We were in a garden, in land recently restored but already old in beauty. Everywhere about us was the sense of the pioneer, and of courage, which is never remote in Israel. Everywhere about us was the memory of Weizmann, with his double devotion to learning and to his people. Many of our colleagues of the Institute were well known to us, even those of us who had not before visited Rehovot: familiar figures at Geneva, Paris, Princeton, and wherever else that scholars are at work. For here at Rehovot we saw a happy blend that is characteristic of science and of Israel, and a hope for our time and the future: a warm love and pride in the Institute, in things local and close in geography and culture, and a wide-ranging, outgoing concern and appreciation for the whole international enterprise that is contemporary learning.
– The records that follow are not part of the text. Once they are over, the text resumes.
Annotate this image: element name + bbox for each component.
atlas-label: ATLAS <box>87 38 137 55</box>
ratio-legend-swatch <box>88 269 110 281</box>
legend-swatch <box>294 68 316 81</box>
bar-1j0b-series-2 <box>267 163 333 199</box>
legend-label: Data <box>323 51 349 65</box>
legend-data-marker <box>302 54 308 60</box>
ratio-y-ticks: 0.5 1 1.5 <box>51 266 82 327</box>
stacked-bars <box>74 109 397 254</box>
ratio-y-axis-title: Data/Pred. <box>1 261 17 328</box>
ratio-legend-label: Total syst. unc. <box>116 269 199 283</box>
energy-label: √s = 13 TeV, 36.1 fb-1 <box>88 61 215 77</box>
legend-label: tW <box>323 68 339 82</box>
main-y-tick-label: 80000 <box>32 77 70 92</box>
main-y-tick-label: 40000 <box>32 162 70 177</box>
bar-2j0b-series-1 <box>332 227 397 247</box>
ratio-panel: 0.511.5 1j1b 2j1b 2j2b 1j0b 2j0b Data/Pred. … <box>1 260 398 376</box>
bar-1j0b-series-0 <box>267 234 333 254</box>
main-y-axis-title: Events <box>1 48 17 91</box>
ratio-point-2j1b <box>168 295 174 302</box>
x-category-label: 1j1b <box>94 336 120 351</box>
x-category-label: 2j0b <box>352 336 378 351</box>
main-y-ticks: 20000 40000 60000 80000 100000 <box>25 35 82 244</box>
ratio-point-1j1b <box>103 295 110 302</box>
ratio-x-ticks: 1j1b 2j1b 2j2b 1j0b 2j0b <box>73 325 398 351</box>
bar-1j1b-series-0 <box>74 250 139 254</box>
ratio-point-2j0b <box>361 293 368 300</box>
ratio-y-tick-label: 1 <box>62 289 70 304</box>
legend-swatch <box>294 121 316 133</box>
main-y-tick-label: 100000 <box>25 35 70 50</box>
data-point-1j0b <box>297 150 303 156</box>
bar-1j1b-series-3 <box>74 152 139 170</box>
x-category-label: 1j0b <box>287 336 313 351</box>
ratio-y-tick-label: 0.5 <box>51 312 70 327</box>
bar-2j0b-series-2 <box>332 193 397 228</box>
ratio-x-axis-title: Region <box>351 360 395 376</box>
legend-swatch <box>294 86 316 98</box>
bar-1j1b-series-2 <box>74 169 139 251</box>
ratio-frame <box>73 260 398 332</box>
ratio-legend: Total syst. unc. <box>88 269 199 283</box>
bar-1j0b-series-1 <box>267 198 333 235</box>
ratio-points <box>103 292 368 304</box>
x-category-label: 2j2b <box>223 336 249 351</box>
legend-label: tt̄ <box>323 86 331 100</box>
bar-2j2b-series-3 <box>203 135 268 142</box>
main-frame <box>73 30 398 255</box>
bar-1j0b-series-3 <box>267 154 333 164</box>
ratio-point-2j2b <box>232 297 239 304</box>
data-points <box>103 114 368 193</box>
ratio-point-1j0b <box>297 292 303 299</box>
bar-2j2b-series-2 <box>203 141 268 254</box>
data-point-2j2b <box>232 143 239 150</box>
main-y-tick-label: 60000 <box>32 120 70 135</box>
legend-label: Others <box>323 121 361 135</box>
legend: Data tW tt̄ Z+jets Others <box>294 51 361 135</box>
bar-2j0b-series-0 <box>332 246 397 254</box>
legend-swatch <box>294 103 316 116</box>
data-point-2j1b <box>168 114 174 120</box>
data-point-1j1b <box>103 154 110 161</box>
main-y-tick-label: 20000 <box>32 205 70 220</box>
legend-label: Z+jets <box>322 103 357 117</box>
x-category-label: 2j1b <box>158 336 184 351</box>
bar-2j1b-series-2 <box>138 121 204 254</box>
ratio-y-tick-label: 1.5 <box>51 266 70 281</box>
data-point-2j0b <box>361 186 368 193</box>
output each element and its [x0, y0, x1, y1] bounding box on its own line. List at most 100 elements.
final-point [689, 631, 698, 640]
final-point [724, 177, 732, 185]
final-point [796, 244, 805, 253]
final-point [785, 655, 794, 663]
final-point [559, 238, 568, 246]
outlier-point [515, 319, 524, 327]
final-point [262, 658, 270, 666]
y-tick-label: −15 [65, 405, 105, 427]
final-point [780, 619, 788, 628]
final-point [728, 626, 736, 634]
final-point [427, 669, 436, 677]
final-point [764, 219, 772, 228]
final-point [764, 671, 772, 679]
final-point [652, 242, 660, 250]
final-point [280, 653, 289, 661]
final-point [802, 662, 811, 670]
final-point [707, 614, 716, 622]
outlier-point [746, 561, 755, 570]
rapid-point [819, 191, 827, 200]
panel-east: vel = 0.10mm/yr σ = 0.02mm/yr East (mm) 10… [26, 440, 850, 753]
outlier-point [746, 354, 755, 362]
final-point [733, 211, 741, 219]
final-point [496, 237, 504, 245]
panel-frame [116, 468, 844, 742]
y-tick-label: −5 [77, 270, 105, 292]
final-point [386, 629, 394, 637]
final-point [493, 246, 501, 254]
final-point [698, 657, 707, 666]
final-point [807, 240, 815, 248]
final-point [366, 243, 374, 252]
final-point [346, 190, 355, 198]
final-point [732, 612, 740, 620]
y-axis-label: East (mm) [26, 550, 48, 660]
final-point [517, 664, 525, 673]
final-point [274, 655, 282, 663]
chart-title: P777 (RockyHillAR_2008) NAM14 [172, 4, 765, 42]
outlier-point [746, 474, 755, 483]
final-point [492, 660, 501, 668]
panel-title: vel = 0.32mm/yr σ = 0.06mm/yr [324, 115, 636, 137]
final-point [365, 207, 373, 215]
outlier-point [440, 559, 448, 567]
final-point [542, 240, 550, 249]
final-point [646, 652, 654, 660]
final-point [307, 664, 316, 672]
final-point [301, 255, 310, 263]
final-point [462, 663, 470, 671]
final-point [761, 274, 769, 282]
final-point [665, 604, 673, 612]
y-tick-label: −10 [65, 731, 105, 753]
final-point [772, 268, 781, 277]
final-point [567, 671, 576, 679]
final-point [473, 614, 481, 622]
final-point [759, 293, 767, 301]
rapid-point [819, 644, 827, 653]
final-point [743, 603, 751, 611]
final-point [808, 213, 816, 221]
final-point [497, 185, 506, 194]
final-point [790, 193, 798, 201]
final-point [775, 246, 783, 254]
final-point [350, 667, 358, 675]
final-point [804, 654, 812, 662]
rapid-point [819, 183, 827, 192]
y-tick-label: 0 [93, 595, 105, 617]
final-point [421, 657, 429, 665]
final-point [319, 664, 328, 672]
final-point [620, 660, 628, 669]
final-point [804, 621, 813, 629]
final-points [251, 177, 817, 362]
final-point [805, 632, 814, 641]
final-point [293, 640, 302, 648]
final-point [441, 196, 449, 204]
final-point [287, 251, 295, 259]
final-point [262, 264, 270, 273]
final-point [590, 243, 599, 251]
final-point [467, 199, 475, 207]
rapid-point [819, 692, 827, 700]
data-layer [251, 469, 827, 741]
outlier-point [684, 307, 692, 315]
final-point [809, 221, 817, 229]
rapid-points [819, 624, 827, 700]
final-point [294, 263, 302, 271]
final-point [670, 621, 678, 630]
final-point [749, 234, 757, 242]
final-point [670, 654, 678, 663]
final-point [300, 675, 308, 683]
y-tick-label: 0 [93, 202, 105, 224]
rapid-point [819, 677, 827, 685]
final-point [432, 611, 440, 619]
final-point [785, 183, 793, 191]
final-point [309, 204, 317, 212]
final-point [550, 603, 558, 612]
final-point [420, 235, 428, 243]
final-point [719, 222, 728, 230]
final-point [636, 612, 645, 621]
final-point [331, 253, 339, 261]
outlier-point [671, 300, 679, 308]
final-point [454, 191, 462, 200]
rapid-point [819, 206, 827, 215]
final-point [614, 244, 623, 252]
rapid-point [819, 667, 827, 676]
Here we heard again the voice of a people long confident that virtue is possible on this earth, and has its place here, and that history is man’s high story, and our part in it marked by duty and touched with hope.

Indeed, for myself I learned not only of the land I was visiting, but of things relevant to the older, richer, larger societies of the Western world; for the Institute at Rehovot that day would have been intelligible and sympathetic to the men of the Enlightenment, or to the founding fathers of the United States—to Franklin perhaps most of all, or to Jefferson. In this society, forced by danger, by hardship, by hostile neighbors, to an intense, continued common effort, one finds a health of spirit, a human health, now grown rare in the great lands of Europe and America, which will serve not only to bring dedicated men and dedication to Israel, but to lead us to refresh and renew the ancient sources of our own strength and health.

Source: J. Robert Oppenheimer, Science and Statecraft (New York: American Committee for the Weizmann Institute of Science, 1958), pp. 3-4. The speech was republished five years later by Jacob Baal-Teshuva, ed., The Mission of Israel (New York: Robert Speller & Sons, 1963), pp. 94-95. Drafts of the speech are preserved in the J. Robert Oppenheimer Papers, Manuscript Division, Library of Congress, box 287, folder 6.